Appvion’s official committee of unsecured creditors filed with the U.S. Bankruptcy Court an objection to the Company’s D.I.P. financing motion.
The committee asserts, “After the payment of the interest and fees required by the DIP Facility and the above repayments, the Debtors will have access to only $28.7 million of new money under DIP Facility (the ‘Available New Money’). The end result is that the Debtors are left without adequate capital to fund a successful reorganization and with very expensive secured debt that will be difficult to refinance in these chapter 11 cases.”

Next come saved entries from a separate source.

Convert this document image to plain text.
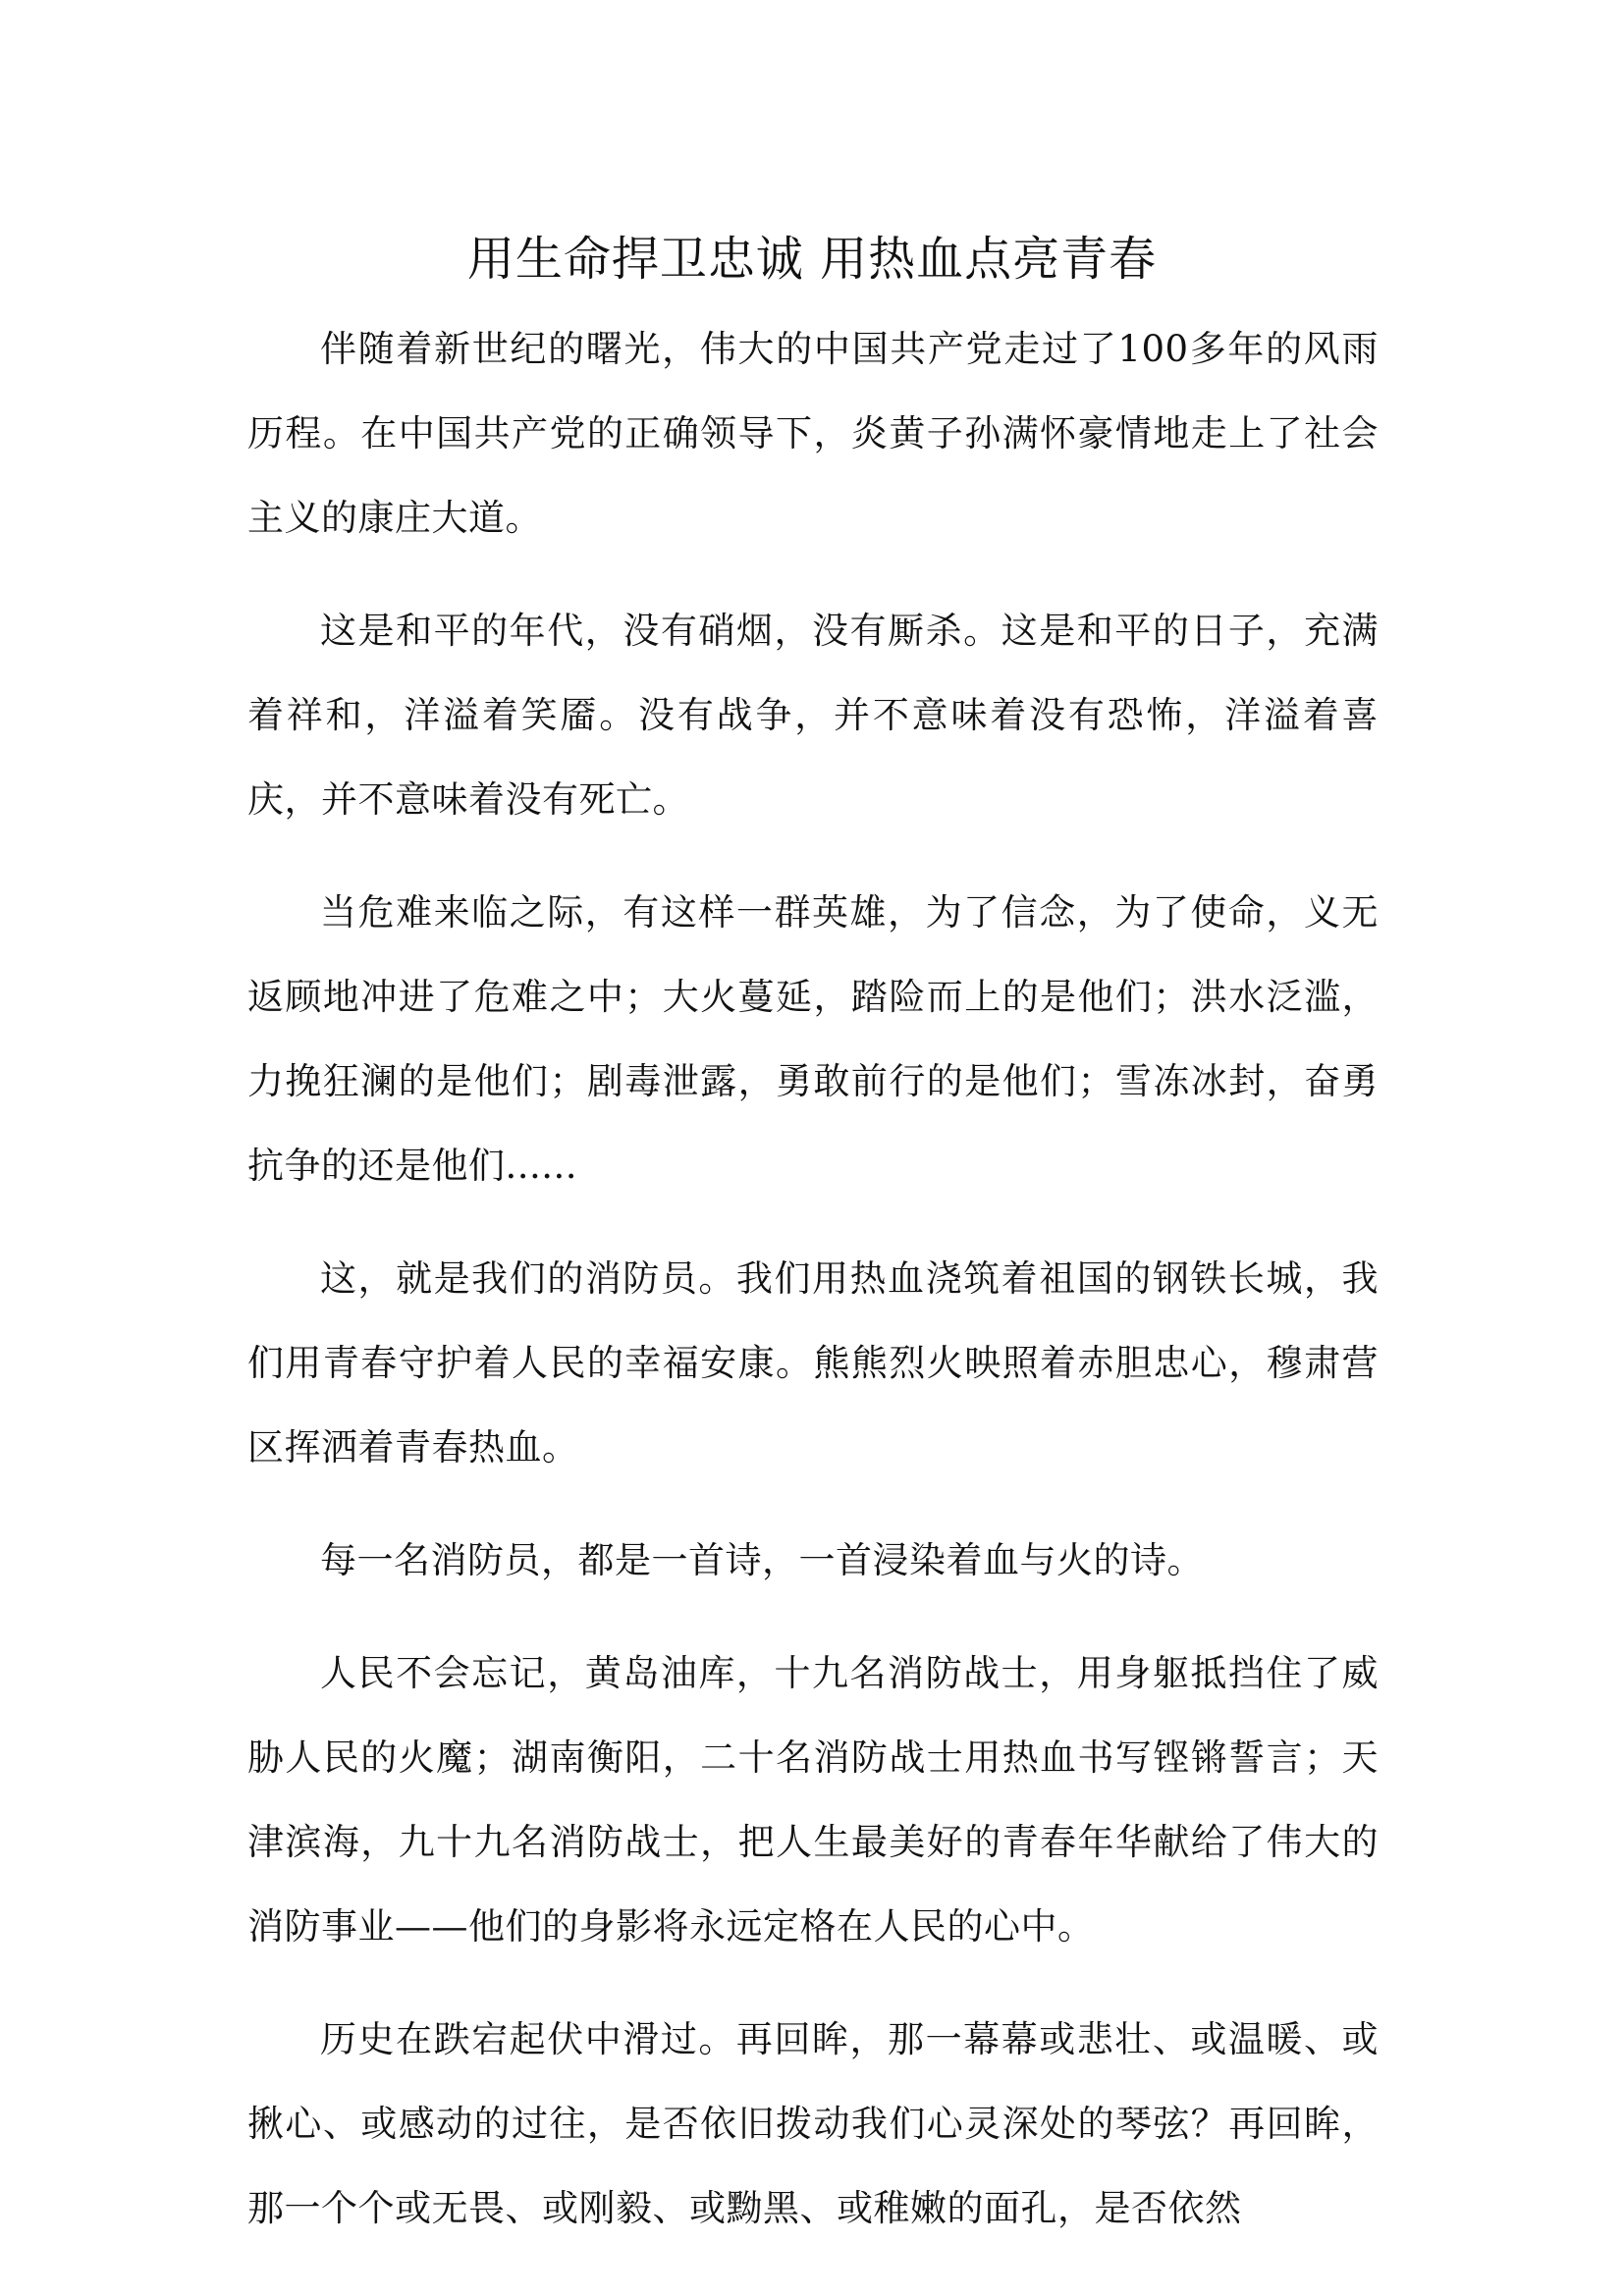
用生命捍卫忠诚 用热血点亮青春

伴随着新世纪的曙光，伟大的中国共产党走过了100多年的风雨历程。在中国共产党的正确领导下，炎黄子孙满怀豪情地走上了社会主义的康庄大道。

这是和平的年代，没有硝烟，没有厮杀。这是和平的日子，充满着祥和，洋溢着笑靥。没有战争，并不意味着没有恐怖，洋溢着喜庆，并不意味着没有死亡。

当危难来临之际，有这样一群英雄，为了信念，为了使命，义无返顾地冲进了危难之中；大火蔓延，踏险而上的是他们；洪水泛滥，力挽狂澜的是他们；剧毒泄露，勇敢前行的是他们；雪冻冰封，奋勇抗争的还是他们......

这，就是我们的消防员。我们用热血浇筑着祖国的钢铁长城，我们用青春守护着人民的幸福安康。熊熊烈火映照着赤胆忠心，穆肃营区挥洒着青春热血。

每一名消防员，都是一首诗，一首浸染着血与火的诗。

人民不会忘记，黄岛油库，十九名消防战士，用身躯抵挡住了威胁人民的火魔；湖南衡阳，二十名消防战士用热血书写铿锵誓言；天津滨海，九十九名消防战士，把人生最美好的青春年华献给了伟大的消防事业——他们的身影将永远定格在人民的心中。

历史在跌宕起伏中滑过。再回眸，那一幕幕或悲壮、或温暖、或揪心、或感动的过往，是否依旧拨动我们心灵深处的琴弦？再回眸，那一个个或无畏、或刚毅、或黝黑、或稚嫩的面孔，是否依然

In addition, “The DIP Facility Agreement makes it difficult for the Debtors to escape from the DIP Lenders’ overreaching by including a ‘no call’ provision which prohibits the voluntarily prepayment of the New Money portion of the DIP Facility and a ‘Payment Premium’ which charges the Debtors 1.50% on the repayment or prepayment of the Roll-Up Loans, which would amount to $3.6 million. Undoubtedly, such provisions which make the Debtors unable to refinance and/or payoff the DIP Facility at any point are rare, excessive and inappropriate, and should not be approved. The proposed DIP further handcuffs the Debtors by imposing very restrictive time frames for the filing and confirmation of a plan of reorganization….While at first blush these deadlines may not appear unreasonable, in the context of these cases, where there are significant and challenging operational issues to be analyzed and remedied, the proposed case milestones represent artificial deadlines designed to force the Debtors to hastily develop and implement a restructuring plan – intended exclusively to repay the DIP Facility (including rolled up prepetition indebtedness) – before the Debtors’ problems can be fully identified and addressed. This control-type mechanism by the DIP Lenders should not be permitted.”